One possible solution is save the plot as a image, then load the file to markdown.
### Call python code sample
```{r,engine='python'}
import numpy as np
import matplotlib.pyplot as plt
n = 256
X = np.linspace(-np.pi,np.pi,n,endpoint=True)
Y = np.sin(2*X)
fig, ax = plt.subplots( nrows=1, ncols=1 )
ax.plot (X, Y+1, color='blue', alpha=1.00)
ax.plot (X, Y-1, color='blue', alpha=1.00)
#plt.show()
fig.savefig('foo.png', bbox_inches='tight')
print "finished"
```
Output image:
![output](foo.png)
#### The End
Output:
You can do that with reticulate, but most time in trying to follow a tutorial in doing that you may encounter some technicalities that weren't sufficiently explained.
My answer is a little late but I hope it's a thorough walkthrough of doing it the right way - not rendering it and then loading it as a png but have the python code executed more "natively".
Step 1: Configure Python from RStudio
You want to insert an R chunk, and run the following code to configure the path to the version of Python you want to use.
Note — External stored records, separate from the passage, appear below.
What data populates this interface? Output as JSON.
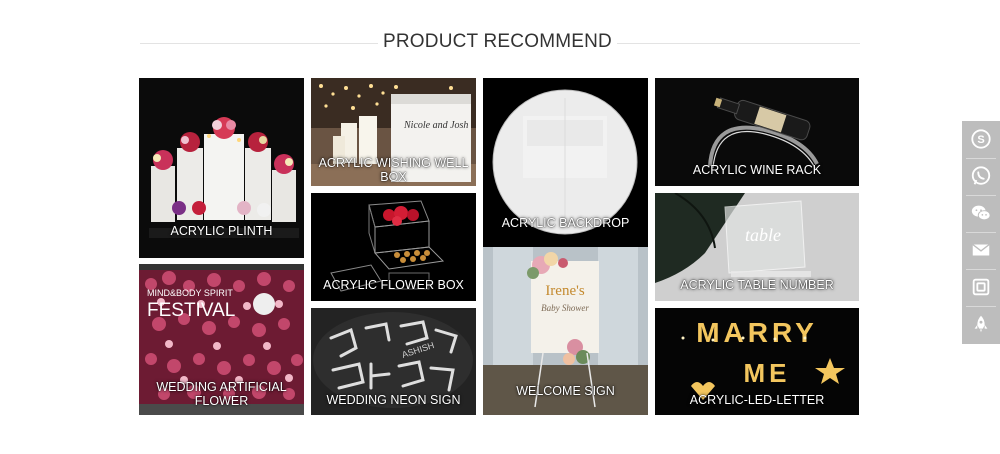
{
  "section": {
    "title": "PRODUCT RECOMMEND"
  },
  "products": [
    {
      "label": "ACRYLIC PLINTH"
    },
    {
      "label": "ACRYLIC WISHING WELL BOX"
    },
    {
      "label": "ACRYLIC BACKDROP"
    },
    {
      "label": "ACRYLIC WINE RACK"
    },
    {
      "label": "WEDDING ARTIFICIAL FLOWER"
    },
    {
      "label": "ACRYLIC FLOWER BOX"
    },
    {
      "label": "ACRYLIC TABLE NUMBER"
    },
    {
      "label": "WEDDING NEON SIGN"
    },
    {
      "label": "WELCOME SIGN"
    },
    {
      "label": "ACRYLIC-LED-LETTER"
    }
  ],
  "image_text": {
    "festival_line1": "MIND&BODY SPIRIT",
    "festival_line2": "FESTIVAL",
    "welcome_name": "Irene's",
    "welcome_sub": "Baby Shower",
    "table_word": "table",
    "marry_top": "MARRY",
    "marry_me": "ME",
    "wishing_names": "Nicole and Josh"
  },
  "sidebar": {
    "icons": [
      "skype-icon",
      "whatsapp-icon",
      "wechat-icon",
      "email-icon",
      "instagram-icon",
      "rocket-icon"
    ]
  }
}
The default python that comes shipped with most OS is usually the outdated python 2 and is not where you install your packages. That is the reason why it's important to do this, to make sure Rstudio will use the specified python instance where your matplotlib library (and the other libraries you will be using for that project) can be found:
library(reticulate)
# change the following to point to the desired path on your system
use_python('/Users/Samuel/anaconda3/bin/python')
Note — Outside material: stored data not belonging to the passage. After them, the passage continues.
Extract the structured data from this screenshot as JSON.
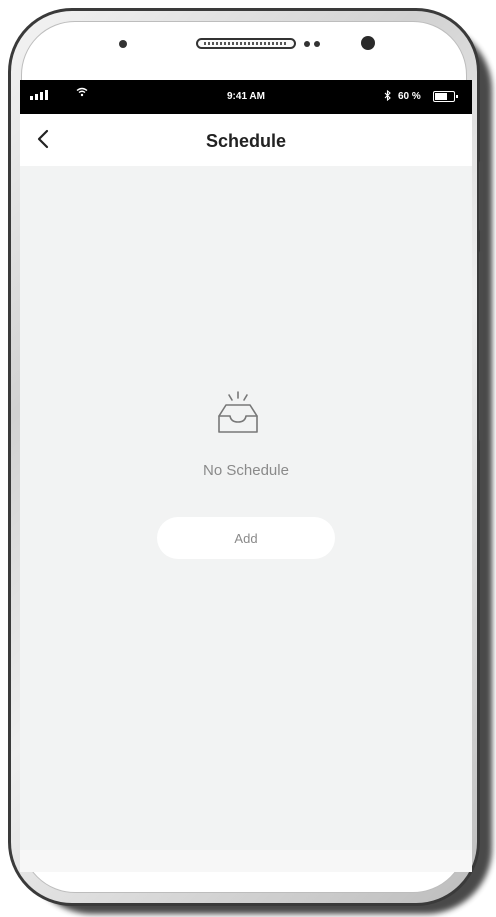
{
  "status_bar": {
    "time": "9:41 AM",
    "battery_percent": "60 %",
    "signal_icon": "signal-bars-icon",
    "wifi_icon": "wifi-icon",
    "bluetooth_icon": "bluetooth-icon",
    "battery_icon": "battery-icon"
  },
  "nav": {
    "back_icon": "chevron-left-icon",
    "title": "Schedule"
  },
  "empty_state": {
    "icon": "empty-inbox-icon",
    "message": "No Schedule",
    "add_label": "Add"
  },
  "colors": {
    "screen_background": "#f2f3f3",
    "status_bar": "#000000",
    "title_text": "#222222",
    "muted_text": "#8a8a8a"
  }
}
# prints the python configuration
py_config()
You should expect to see that your session is configured with the settings you specified:
python: /Users/Samuel/anaconda3/bin/python
libpython: /Users/Samuel/anaconda3/lib/libpython3.6m.dylib
pythonhome: /Users/Samuel/anaconda3:/Users/Samuel/anaconda3
version: 3.6.3 |Anaconda custom (64-bit)| (default, Oct 6 2017, 12:04:38) [GCC 4.2.1 Compatible Clang 4.0.1 (tags/RELEASE_401/final)]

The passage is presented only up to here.